Promising to “double down” on it, Schulman said “that’s where the future of the industry is going. It’s the future of PayPal. It is the heart of what we are trying to do from an engagement perspective.”

Speaking of both PayPal and Venmo, he added “we are working hard to have our digital wallets at the center of our consumers’ daily financial lives,” adding that customers who use it “transact 25% more at checkout than users that are not using the app.”

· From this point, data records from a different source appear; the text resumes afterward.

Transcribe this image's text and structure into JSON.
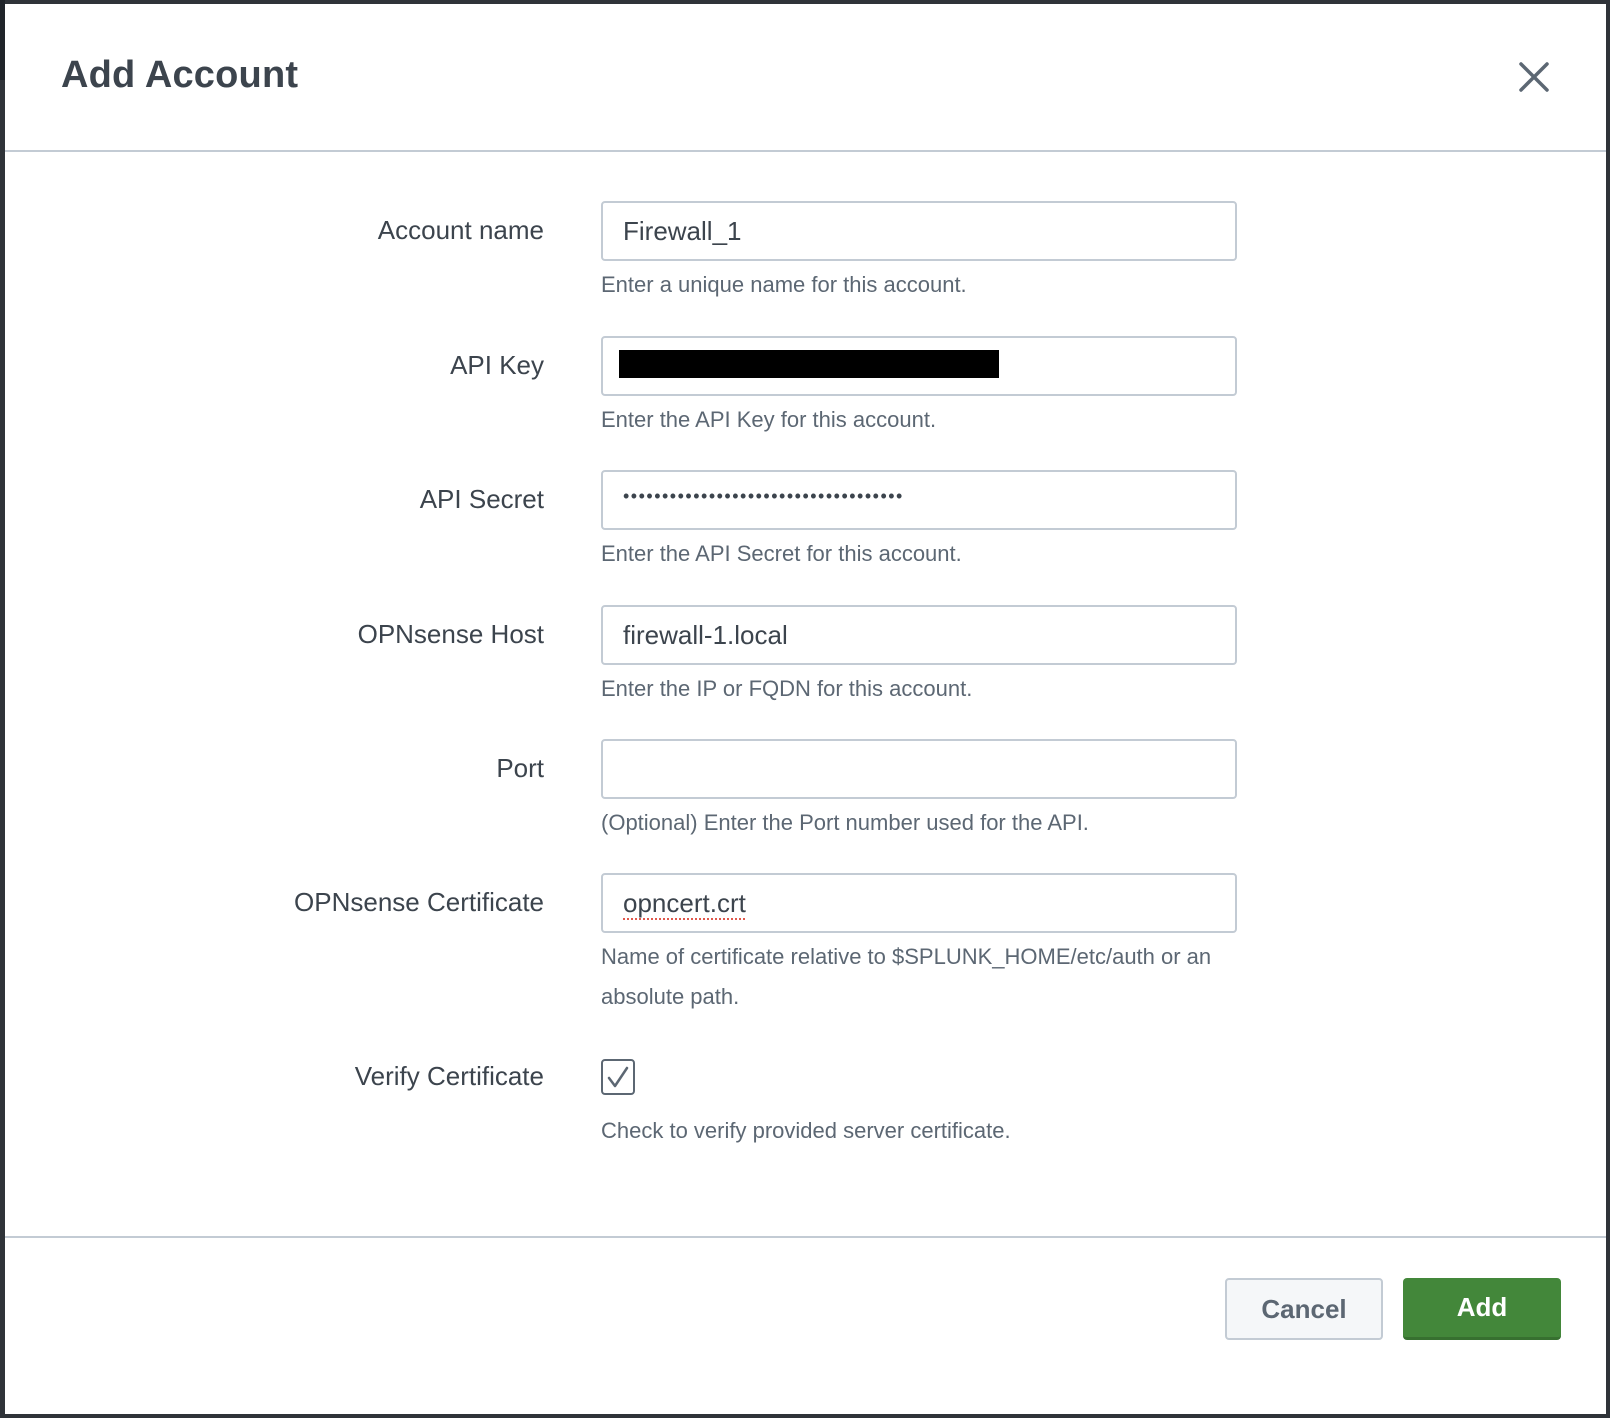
{
  "modal": {
    "title": "Add Account",
    "close_icon": "close-icon"
  },
  "fields": {
    "account_name": {
      "label": "Account name",
      "value": "Firewall_1",
      "help": "Enter a unique name for this account."
    },
    "api_key": {
      "label": "API Key",
      "value": "[redacted]",
      "help": "Enter the API Key for this account."
    },
    "api_secret": {
      "label": "API Secret",
      "masked_value": "••••••••••••••••••••••••••••••••••••",
      "help": "Enter the API Secret for this account."
    },
    "host": {
      "label": "OPNsense Host",
      "value": "firewall-1.local",
      "help": "Enter the IP or FQDN for this account."
    },
    "port": {
      "label": "Port",
      "value": "",
      "help": "(Optional) Enter the Port number used for the API."
    },
    "certificate": {
      "label": "OPNsense Certificate",
      "value": "opncert.crt",
      "help": "Name of certificate relative to $SPLUNK_HOME/etc/auth or an absolute path."
    },
    "verify_certificate": {
      "label": "Verify Certificate",
      "checked": true,
      "help": "Check to verify provided server certificate."
    }
  },
  "footer": {
    "cancel_label": "Cancel",
    "add_label": "Add"
  },
  "colors": {
    "primary": "#43873a",
    "text": "#3c444d",
    "muted": "#5c6773",
    "border": "#c3cbd4"
  }
}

Not much was said about crypto during Visa’s earnings call on April 27 — certainly it was less of a topic of discussion then it had been — with Chairman and CEO Al Kelly starting off by mentioning crypto basically as an area of “significant opportunity in consumer payments,” and that the company continues to focus and work with governments including Brazil’s to build CBDCs.

He only mentioned crypto once more, but it was kind of a doozy.

“Last quarter, I announced the launch of our specialized global crypto advisory practice,” Kelly said. “We have seen interest from hundreds of clients globally and have committed engagements with 30 already covering their digital currency strategy, product development and their go-to-market plans.”